Windows x64 ABI — The Differences
If you ever read Windows exploit code or reverse Windows binaries:
1st arg → RCX (not RDI)
2nd arg → RDX (not RSI)
3rd arg → R8 (not RDX)
4th arg → R9 (not RCX)
5th+ → stack
And critically: Windows requires the caller to allocate 32 bytes of shadow space on the stack before every call — even if the callee uses no stack args. It’s reserved space the callee can use to spill its register args if it wants. The callee doesn’t have to use it, but the space must be there.

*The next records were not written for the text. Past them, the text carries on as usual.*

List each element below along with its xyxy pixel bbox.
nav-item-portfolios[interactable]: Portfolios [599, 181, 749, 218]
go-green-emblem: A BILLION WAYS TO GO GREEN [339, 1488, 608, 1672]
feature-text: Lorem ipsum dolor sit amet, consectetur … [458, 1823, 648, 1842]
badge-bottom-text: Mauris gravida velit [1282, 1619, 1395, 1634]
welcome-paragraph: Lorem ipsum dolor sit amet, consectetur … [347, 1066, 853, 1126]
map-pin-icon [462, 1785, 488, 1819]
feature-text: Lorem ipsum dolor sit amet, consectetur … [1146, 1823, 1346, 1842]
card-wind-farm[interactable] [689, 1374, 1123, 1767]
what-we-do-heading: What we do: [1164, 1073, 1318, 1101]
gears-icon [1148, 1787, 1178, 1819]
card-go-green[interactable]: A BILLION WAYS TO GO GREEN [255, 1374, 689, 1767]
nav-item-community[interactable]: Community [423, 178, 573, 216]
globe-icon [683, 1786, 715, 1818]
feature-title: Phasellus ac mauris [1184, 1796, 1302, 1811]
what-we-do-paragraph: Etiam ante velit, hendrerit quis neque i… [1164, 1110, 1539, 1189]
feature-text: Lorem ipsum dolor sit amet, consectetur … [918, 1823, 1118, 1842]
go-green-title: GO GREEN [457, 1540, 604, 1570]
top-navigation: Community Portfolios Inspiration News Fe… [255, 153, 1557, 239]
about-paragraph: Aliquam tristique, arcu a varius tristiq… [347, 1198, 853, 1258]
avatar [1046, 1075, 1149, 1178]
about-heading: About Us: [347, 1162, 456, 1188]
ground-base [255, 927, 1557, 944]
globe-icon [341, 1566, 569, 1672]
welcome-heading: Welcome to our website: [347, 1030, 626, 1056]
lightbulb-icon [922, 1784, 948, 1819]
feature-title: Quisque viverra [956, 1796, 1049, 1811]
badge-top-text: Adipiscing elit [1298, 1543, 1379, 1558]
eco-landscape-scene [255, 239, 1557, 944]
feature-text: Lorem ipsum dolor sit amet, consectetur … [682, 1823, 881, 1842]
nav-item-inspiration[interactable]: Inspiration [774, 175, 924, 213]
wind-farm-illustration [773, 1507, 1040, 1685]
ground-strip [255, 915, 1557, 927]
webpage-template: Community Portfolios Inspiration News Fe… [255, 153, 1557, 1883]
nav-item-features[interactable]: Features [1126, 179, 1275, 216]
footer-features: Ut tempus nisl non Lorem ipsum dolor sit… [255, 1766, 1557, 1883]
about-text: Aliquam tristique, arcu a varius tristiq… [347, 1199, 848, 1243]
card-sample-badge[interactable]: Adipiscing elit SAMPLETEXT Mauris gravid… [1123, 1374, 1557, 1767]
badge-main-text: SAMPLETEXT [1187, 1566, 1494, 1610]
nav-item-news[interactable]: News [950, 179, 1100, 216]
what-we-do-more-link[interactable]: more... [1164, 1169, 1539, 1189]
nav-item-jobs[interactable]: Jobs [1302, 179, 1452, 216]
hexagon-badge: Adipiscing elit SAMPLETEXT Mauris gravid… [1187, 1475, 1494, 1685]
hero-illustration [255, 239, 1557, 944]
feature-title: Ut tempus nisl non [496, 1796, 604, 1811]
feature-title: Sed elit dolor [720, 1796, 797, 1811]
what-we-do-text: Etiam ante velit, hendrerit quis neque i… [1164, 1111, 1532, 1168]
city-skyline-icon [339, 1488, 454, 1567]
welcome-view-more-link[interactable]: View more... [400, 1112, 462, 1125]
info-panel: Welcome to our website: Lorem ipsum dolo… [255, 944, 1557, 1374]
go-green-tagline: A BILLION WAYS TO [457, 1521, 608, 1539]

This is why Windows shellcode and Linux shellcode are different even on the same CPU. Same ISA. Different ABI. Different stack layout. Different argument registers.
Summary — The Full Contract
ARG ORDER RDI RSI RDX RCX R8 R9 → stack (right to left)
RETURN RAX (int/ptr), XMM0 (float), RAX+RDX (large int)
CALLEE-SAVED RBX RBP R12 R13 R14 R15 RSP
CALLER-SAVED RAX RCX RDX RSI RDI R8 R9 R10 R11 RFLAGS XMM0-15
PROLOGUE push rbp / mov rbp,rsp / sub rsp,N
EPILOGUE leave / ret or mov rsp,rbp / pop rbp / ret
ALIGNMENT RSP must be 16-byte aligned before CALL
WINDOWS DIFF RCX RDX R8 R9 for args + 32-byte shadow space
One sentence:
The calling convention is the invisible contract that lets separately compiled code interoperate — it specifies exactly which register holds each argument, who saves what, where the return value appears, and how the stack is shaped at every call — and every exploit that touches function calls is exploiting a deviation from or manipulation of this contract.